La Corte dei conti dell'Umbria

Nessuna responsabilità amministrativa a carico della responsabile pro tempore di un Centro per i Disturbi da Alimentazione Incontrollata dell’Umbria per l’incidente che nel 2018 vide una paziente obesa cadere da una sedia all’interno della struttura sanitaria. La Corte dei Conti dell’Umbria ha infatti rigettato la domanda della Procura regionale che chiedeva la condanna del medico al risarcimento di 10.711 euro, pari alla quota di danno contestata dopo che l’azienda sanitaria aveva transatto una causa civile promossa dalla degente. Lo rende noto la stessa Corte dei Conti in un comunicato.  

Sentenza La vicenda trae origine dalla caduta di una paziente ricoverata nel settembre 2018 presso il centro specializzato nella cura delle grandi obesità. Accompagnata da un’operatrice sociosanitaria all’interno dell’ufficio di segreteria per depositare alcuni effetti personali – è la ricostruzione – la donna si era seduta su una sedia con rotelle, scivolando e riportando diverse contusioni. In seguito l’azienda sanitaria aveva definito la controversia civile con un accordo transattivo da oltre 21 mila euro. La Procura contabile aveva quindi sostenuto che la responsabile del centro, in qualità di datore di lavoro, avesse violato gli obblighi di prevenzione del rischio cadute e di adeguata organizzazione degli spazi, consentendo la presenza di una sedia non idonea a pazienti obesi in un locale frequentato anche dai degenti.    

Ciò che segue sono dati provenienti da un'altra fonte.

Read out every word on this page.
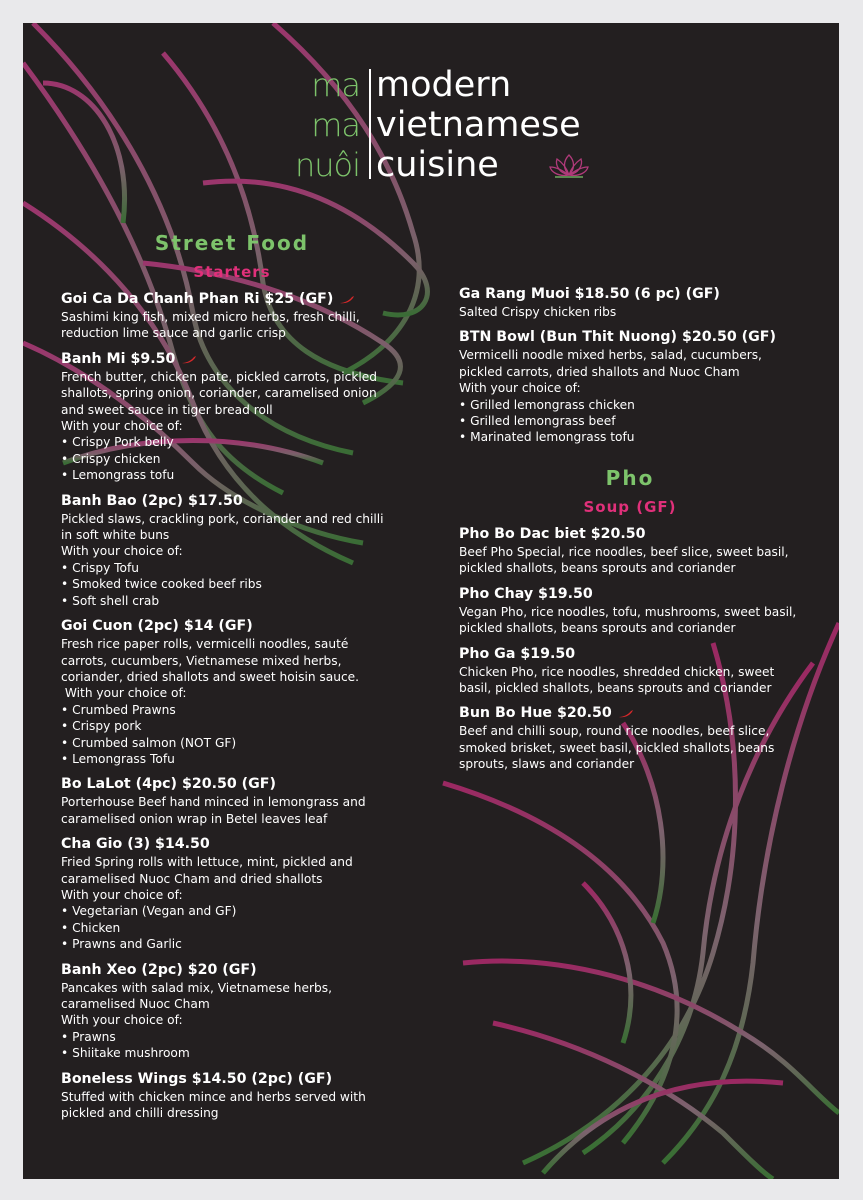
ma
ma
nuôi
modern
vietnamese
cuisine
Street Food
Starters
Pho
Soup (GF)
Goi Ca Da Chanh Phan Ri $25 (GF)
Sashimi king fish, mixed micro herbs, fresh chilli,
reduction lime sauce and garlic crisp
Banh Mi $9.50
French butter, chicken pate, pickled carrots, pickled
shallots, spring onion, coriander, caramelised onion
and sweet sauce in tiger bread roll
With your choice of:
• Crispy Pork belly
• Crispy chicken
• Lemongrass tofu
Banh Bao (2pc) $17.50
Pickled slaws, crackling pork, coriander and red chilli
in soft white buns
With your choice of:
• Crispy Tofu
• Smoked twice cooked beef ribs
• Soft shell crab
Goi Cuon (2pc) $14 (GF)
Fresh rice paper rolls, vermicelli noodles, sauté
carrots, cucumbers, Vietnamese mixed herbs,
coriander, dried shallots and sweet hoisin sauce.
With your choice of:
• Crumbed Prawns
• Crispy pork
• Crumbed salmon (NOT GF)
• Lemongrass Tofu
Bo LaLot (4pc) $20.50 (GF)
Porterhouse Beef hand minced in lemongrass and
caramelised onion wrap in Betel leaves leaf
Cha Gio (3) $14.50
Fried Spring rolls with lettuce, mint, pickled and
caramelised Nuoc Cham and dried shallots
With your choice of:
• Vegetarian (Vegan and GF)
• Chicken
• Prawns and Garlic
Banh Xeo (2pc) $20 (GF)
Pancakes with salad mix, Vietnamese herbs,
caramelised Nuoc Cham
With your choice of:
• Prawns
• Shiitake mushroom
Boneless Wings $14.50 (2pc) (GF)
Stuffed with chicken mince and herbs served with
pickled and chilli dressing
Ga Rang Muoi $18.50 (6 pc) (GF)
Salted Crispy chicken ribs
BTN Bowl (Bun Thit Nuong) $20.50 (GF)
Vermicelli noodle mixed herbs, salad, cucumbers,
pickled carrots, dried shallots and Nuoc Cham
With your choice of:
• Grilled lemongrass chicken
• Grilled lemongrass beef
• Marinated lemongrass tofu
Pho Bo Dac biet $20.50
Beef Pho Special, rice noodles, beef slice, sweet basil,
pickled shallots, beans sprouts and coriander
Pho Chay $19.50
Vegan Pho, rice noodles, tofu, mushrooms, sweet basil,
pickled shallots, beans sprouts and coriander
Pho Ga $19.50
Chicken Pho, rice noodles, shredded chicken, sweet
basil, pickled shallots, beans sprouts and coriander
Bun Bo Hue $20.50
Beef and chilli soup, round rice noodles, beef slice,
smoked brisket, sweet basil, pickled shallots, beans
sprouts, slaws and coriander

Motivazioni Il collegio della Sezione giurisdizionale regionale, presieduto da Giuseppe De Rosa e composto da Giuseppe Vicanolo ed Elisabetta Conte, relatrice della sentenza, ha però escluso sia la sussistenza della colpa grave sia il nesso causale tra la condotta contestata alla responsabile e il danno subito dall’azienda sanitaria. Secondo i giudici il locale in cui avvenne l’incidente non era destinato ai pazienti, che vi accedevano solo occasionalmente e per brevi periodi accompagnati dal personale. Inoltre non è stato dimostrato che la responsabile avesse autorizzato un utilizzo diverso della stanza o che fosse a conoscenza di eventuali criticità degli arredi.      

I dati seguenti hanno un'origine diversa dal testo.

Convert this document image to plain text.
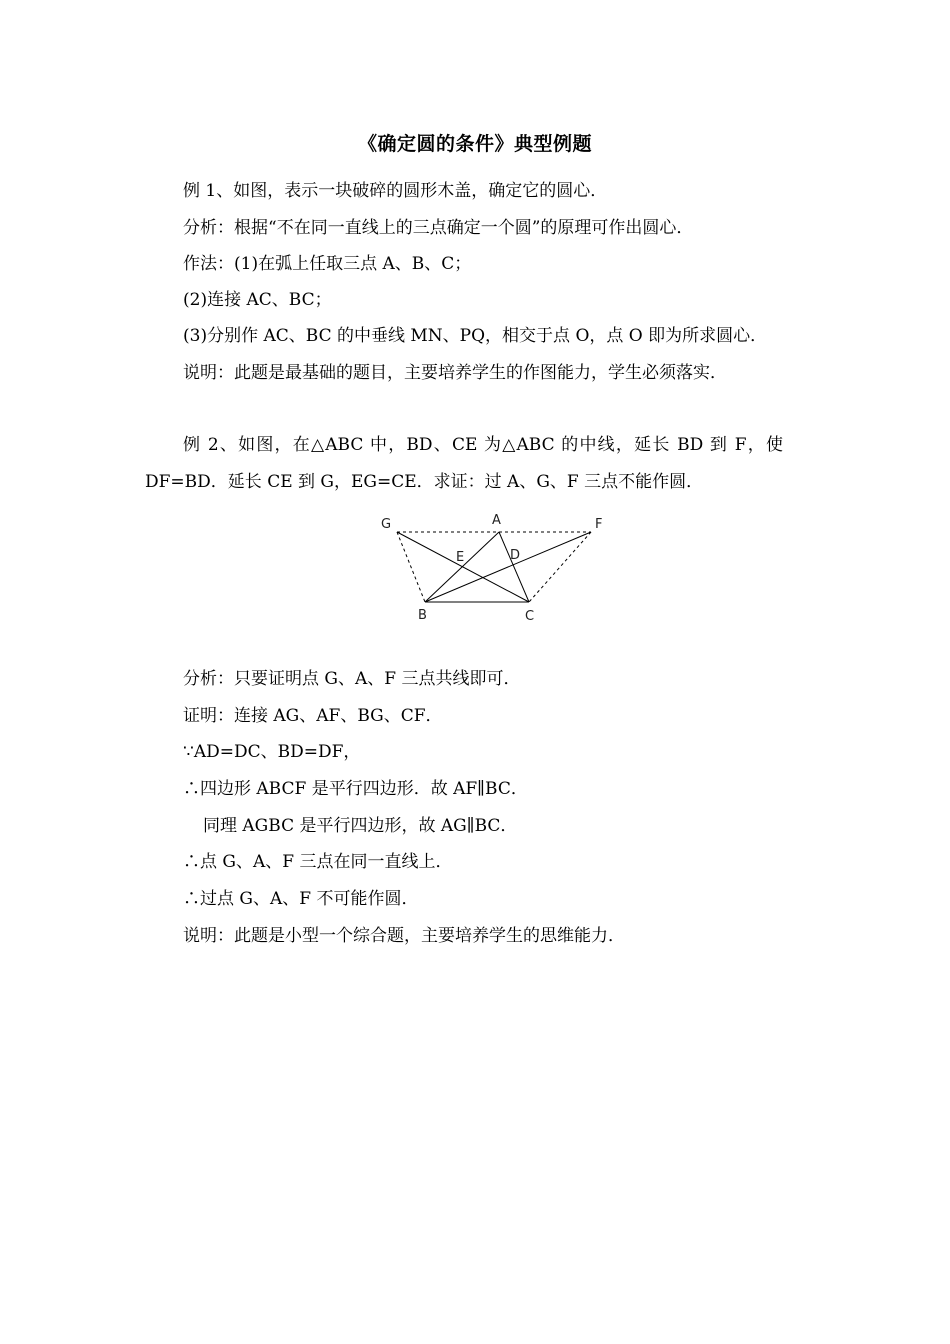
《确定圆的条件》典型例题
例 1、如图，表示一块破碎的圆形木盖，确定它的圆心．
分析：根据“不在同一直线上的三点确定一个圆”的原理可作出圆心．
作法：(1)在弧上任取三点 A、B、C；
(2)连接 AC、BC；
(3)分别作 AC、BC 的中垂线 MN、PQ，相交于点 O，点 O 即为所求圆心．
说明：此题是最基础的题目，主要培养学生的作图能力，学生必须落实．
例 2、如图，在△ABC 中，BD、CE 为△ABC 的中线，延长 BD 到 F，使
DF=BD．延长 CE 到 G，EG=CE．求证：过 A、G、F 三点不能作圆．
G	A	F
E	D
B	C
分析：只要证明点 G、A、F 三点共线即可．
证明：连接 AG、AF、BG、CF．
∵AD=DC、BD=DF，
∴四边形 ABCF 是平行四边形．故 AF∥BC．
同理 AGBC 是平行四边形，故 AG∥BC．
∴点 G、A、F 三点在同一直线上．
∴过点 G、A、F 不可能作圆．
说明：此题是小型一个综合题，主要培养学生的思维能力．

Decisione Nelle motivazioni si evidenzia anche come l’operatrice sociosanitaria presente al momento dei fatti fosse a conoscenza della presenza di una sedia non idonea e avrebbe dovuto vigilare affinché la paziente non la utilizzasse. Proprio questa circostanza è stata ritenuta assorbente nell’interruzione del nesso causale tra la presunta omissione della responsabile del centro e l’infortunio della degente. Per queste ragioni la Corte dei conti ha respinto la domanda della Procura regionale e ha condannato l’amministrazione al rimborso delle spese legali sostenute dalla convenuta.